Arabia Felix was quite unique for the time in which it was created as it is nearly 10 feet in length and lacks a vertical repeat. The design contains cloud-like shapes totally void of color against a printed background that shades from a darker spotted blue at the top to white at the bottom. The density of the cloud shapes is greatest where the background is darkest, becoming less dense as the background color decreases, disappearing totally where the background ceases to have color towards the bottom of the wallpaper. This creates a very strong visual interest while the dotted background creates a greater sense of depth. This wallpaper was part of a collection produced in 1992 called Zeitwande which contained designs by many renowned artists and designers including Natalie Du Pasquier, Borek Sipek and Alessandro Mendini among others.

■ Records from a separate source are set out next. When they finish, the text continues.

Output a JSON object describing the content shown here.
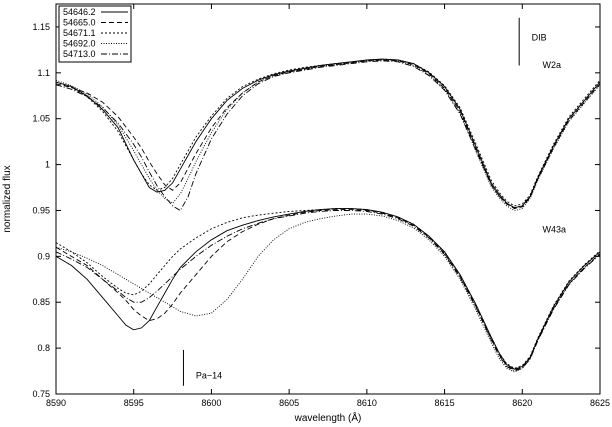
{
  "chart_data": {
    "type": "line",
    "title": "",
    "xlabel": "wavelength (Å)",
    "ylabel": "normalized flux",
    "xlim": [
      8590,
      8625
    ],
    "ylim": [
      0.75,
      1.175
    ],
    "xticks": [
      {
        "v": 8590,
        "label": "8590"
      },
      {
        "v": 8595,
        "label": "8595"
      },
      {
        "v": 8600,
        "label": "8600"
      },
      {
        "v": 8605,
        "label": "8605"
      },
      {
        "v": 8610,
        "label": "8610"
      },
      {
        "v": 8615,
        "label": "8615"
      },
      {
        "v": 8620,
        "label": "8620"
      },
      {
        "v": 8625,
        "label": "8625"
      }
    ],
    "yticks": [
      {
        "v": 0.75,
        "label": "0.75"
      },
      {
        "v": 0.8,
        "label": "0.8"
      },
      {
        "v": 0.85,
        "label": "0.85"
      },
      {
        "v": 0.9,
        "label": "0.9"
      },
      {
        "v": 0.95,
        "label": "0.95"
      },
      {
        "v": 1.0,
        "label": "1"
      },
      {
        "v": 1.05,
        "label": "1.05"
      },
      {
        "v": 1.1,
        "label": "1.1"
      },
      {
        "v": 1.15,
        "label": "1.15"
      }
    ],
    "grid": false,
    "legend_position": "top-left",
    "legend": [
      {
        "label": "54646.2",
        "dash": "solid"
      },
      {
        "label": "54665.0",
        "dash": "dashed"
      },
      {
        "label": "54671.1",
        "dash": "dotted-short"
      },
      {
        "label": "54692.0",
        "dash": "dotted"
      },
      {
        "label": "54713.0",
        "dash": "dash-dot"
      }
    ],
    "annotations": [
      {
        "text": "DIB",
        "x": 8620.6,
        "y": 1.135,
        "line": {
          "x": 8619.8,
          "y1": 1.108,
          "y2": 1.16
        }
      },
      {
        "text": "W2a",
        "x": 8621.3,
        "y": 1.105
      },
      {
        "text": "W43a",
        "x": 8621.3,
        "y": 0.926
      },
      {
        "text": "Pa−14",
        "x": 8599.0,
        "y": 0.767,
        "line": {
          "x": 8598.2,
          "y1": 0.759,
          "y2": 0.798
        }
      }
    ],
    "groups": [
      {
        "label": "W2a",
        "x": [
          8590,
          8591,
          8592,
          8593,
          8594,
          8595,
          8595.5,
          8596,
          8596.5,
          8597,
          8597.5,
          8598,
          8598.5,
          8599,
          8600,
          8601,
          8602,
          8603,
          8604,
          8605,
          8606,
          8607,
          8608,
          8609,
          8610,
          8611,
          8612,
          8613,
          8614,
          8615,
          8616,
          8617,
          8618,
          8618.5,
          8619,
          8619.5,
          8620,
          8620.5,
          8621,
          8622,
          8623,
          8624,
          8625
        ],
        "series": [
          {
            "name": "54646.2",
            "y": [
              1.09,
              1.085,
              1.075,
              1.06,
              1.04,
              1.005,
              0.99,
              0.975,
              0.97,
              0.972,
              0.98,
              0.995,
              1.01,
              1.025,
              1.05,
              1.07,
              1.083,
              1.092,
              1.098,
              1.102,
              1.105,
              1.108,
              1.11,
              1.112,
              1.114,
              1.115,
              1.114,
              1.11,
              1.1,
              1.085,
              1.06,
              1.02,
              0.98,
              0.968,
              0.958,
              0.953,
              0.955,
              0.965,
              0.985,
              1.02,
              1.05,
              1.07,
              1.09
            ]
          },
          {
            "name": "54665.0",
            "y": [
              1.088,
              1.084,
              1.078,
              1.068,
              1.052,
              1.03,
              1.018,
              1.003,
              0.99,
              0.978,
              0.972,
              0.98,
              0.996,
              1.012,
              1.04,
              1.062,
              1.078,
              1.09,
              1.097,
              1.101,
              1.104,
              1.107,
              1.109,
              1.111,
              1.113,
              1.114,
              1.113,
              1.109,
              1.099,
              1.083,
              1.058,
              1.018,
              0.978,
              0.966,
              0.957,
              0.952,
              0.954,
              0.964,
              0.984,
              1.018,
              1.048,
              1.068,
              1.088
            ]
          },
          {
            "name": "54671.1",
            "y": [
              1.09,
              1.084,
              1.074,
              1.058,
              1.036,
              1.005,
              0.99,
              0.978,
              0.972,
              0.975,
              0.985,
              1.0,
              1.015,
              1.03,
              1.053,
              1.072,
              1.085,
              1.093,
              1.099,
              1.103,
              1.106,
              1.108,
              1.11,
              1.112,
              1.114,
              1.115,
              1.114,
              1.11,
              1.101,
              1.086,
              1.062,
              1.023,
              0.983,
              0.97,
              0.96,
              0.955,
              0.957,
              0.967,
              0.987,
              1.022,
              1.052,
              1.072,
              1.092
            ]
          },
          {
            "name": "54692.0",
            "y": [
              1.092,
              1.086,
              1.077,
              1.063,
              1.043,
              1.015,
              1.0,
              0.985,
              0.972,
              0.963,
              0.958,
              0.968,
              0.985,
              1.003,
              1.035,
              1.06,
              1.078,
              1.09,
              1.097,
              1.101,
              1.104,
              1.107,
              1.109,
              1.111,
              1.113,
              1.114,
              1.113,
              1.108,
              1.098,
              1.082,
              1.056,
              1.015,
              0.976,
              0.964,
              0.955,
              0.95,
              0.952,
              0.963,
              0.983,
              1.017,
              1.047,
              1.067,
              1.087
            ]
          },
          {
            "name": "54713.0",
            "y": [
              1.087,
              1.082,
              1.074,
              1.062,
              1.045,
              1.022,
              1.008,
              0.992,
              0.977,
              0.965,
              0.955,
              0.95,
              0.965,
              0.99,
              1.028,
              1.055,
              1.075,
              1.088,
              1.096,
              1.1,
              1.103,
              1.106,
              1.108,
              1.11,
              1.112,
              1.113,
              1.112,
              1.107,
              1.097,
              1.081,
              1.055,
              1.016,
              0.978,
              0.966,
              0.957,
              0.953,
              0.955,
              0.966,
              0.986,
              1.02,
              1.05,
              1.07,
              1.09
            ]
          }
        ]
      },
      {
        "label": "W43a",
        "x": [
          8590,
          8591,
          8592,
          8593,
          8594,
          8594.5,
          8595,
          8595.5,
          8596,
          8596.5,
          8597,
          8597.5,
          8598,
          8599,
          8600,
          8601,
          8602,
          8603,
          8604,
          8605,
          8606,
          8607,
          8608,
          8609,
          8610,
          8611,
          8612,
          8613,
          8614,
          8615,
          8616,
          8617,
          8618,
          8618.5,
          8619,
          8619.5,
          8620,
          8620.5,
          8621,
          8622,
          8623,
          8624,
          8625
        ],
        "series": [
          {
            "name": "54646.2",
            "y": [
              0.9,
              0.89,
              0.875,
              0.855,
              0.835,
              0.825,
              0.82,
              0.822,
              0.83,
              0.845,
              0.86,
              0.875,
              0.888,
              0.905,
              0.918,
              0.928,
              0.934,
              0.939,
              0.943,
              0.946,
              0.949,
              0.951,
              0.952,
              0.952,
              0.951,
              0.948,
              0.943,
              0.935,
              0.922,
              0.905,
              0.88,
              0.848,
              0.812,
              0.795,
              0.782,
              0.777,
              0.78,
              0.79,
              0.81,
              0.845,
              0.872,
              0.89,
              0.905
            ]
          },
          {
            "name": "54665.0",
            "y": [
              0.91,
              0.9,
              0.89,
              0.875,
              0.86,
              0.852,
              0.842,
              0.835,
              0.83,
              0.832,
              0.838,
              0.848,
              0.86,
              0.88,
              0.9,
              0.916,
              0.927,
              0.935,
              0.941,
              0.945,
              0.948,
              0.95,
              0.951,
              0.951,
              0.95,
              0.947,
              0.942,
              0.934,
              0.921,
              0.903,
              0.878,
              0.846,
              0.81,
              0.793,
              0.781,
              0.776,
              0.779,
              0.789,
              0.809,
              0.843,
              0.87,
              0.888,
              0.903
            ]
          },
          {
            "name": "54671.1",
            "y": [
              0.915,
              0.905,
              0.893,
              0.878,
              0.865,
              0.86,
              0.858,
              0.862,
              0.87,
              0.88,
              0.89,
              0.9,
              0.908,
              0.92,
              0.93,
              0.937,
              0.942,
              0.945,
              0.947,
              0.949,
              0.95,
              0.951,
              0.952,
              0.952,
              0.951,
              0.948,
              0.943,
              0.935,
              0.922,
              0.904,
              0.88,
              0.848,
              0.812,
              0.795,
              0.783,
              0.778,
              0.781,
              0.791,
              0.811,
              0.846,
              0.873,
              0.891,
              0.906
            ]
          },
          {
            "name": "54692.0",
            "y": [
              0.91,
              0.905,
              0.898,
              0.89,
              0.88,
              0.875,
              0.87,
              0.865,
              0.86,
              0.855,
              0.85,
              0.845,
              0.84,
              0.835,
              0.838,
              0.853,
              0.875,
              0.9,
              0.918,
              0.93,
              0.937,
              0.941,
              0.944,
              0.946,
              0.946,
              0.944,
              0.939,
              0.931,
              0.918,
              0.9,
              0.875,
              0.842,
              0.806,
              0.789,
              0.778,
              0.774,
              0.778,
              0.789,
              0.809,
              0.843,
              0.87,
              0.888,
              0.903
            ]
          },
          {
            "name": "54713.0",
            "y": [
              0.905,
              0.897,
              0.888,
              0.875,
              0.862,
              0.855,
              0.85,
              0.85,
              0.855,
              0.862,
              0.87,
              0.878,
              0.886,
              0.9,
              0.912,
              0.922,
              0.93,
              0.936,
              0.941,
              0.944,
              0.947,
              0.949,
              0.95,
              0.95,
              0.949,
              0.946,
              0.941,
              0.933,
              0.92,
              0.902,
              0.877,
              0.845,
              0.809,
              0.792,
              0.78,
              0.775,
              0.778,
              0.788,
              0.808,
              0.842,
              0.869,
              0.887,
              0.902
            ]
          }
        ]
      }
    ]
  }
}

Sottsass, architect and designer, was the founder of the Memphis Group in 1981. The Memphis Group was an international collective of architects and designers known for its bright and whimsical designs, elements that appear in Arabia Felix. Its lack of continuity keeps the viewer guessing as their eyes work their way around the design. While Memphis brought Sottsass much name recognition he was perhaps best known for his bright red “Valentine” typewriter, designed for Olivetti in 1969. It came with a matching carrying case, and was popularized by its bright color. He continued designing for Olivetti until 1980.
This wallpaper was commissioned by Rasch & Company, founded in 1896. Since its founding Rasch has consistently employed the work of artists including Jean de Botton, Cuno Fischer, Salvador Dali, and Natalie Du Pasquier to create wallpaper designs, and was the producer of the first collection of Bauhaus wallpapers in 1929.
Today is Ettore Sottsass’s birthday.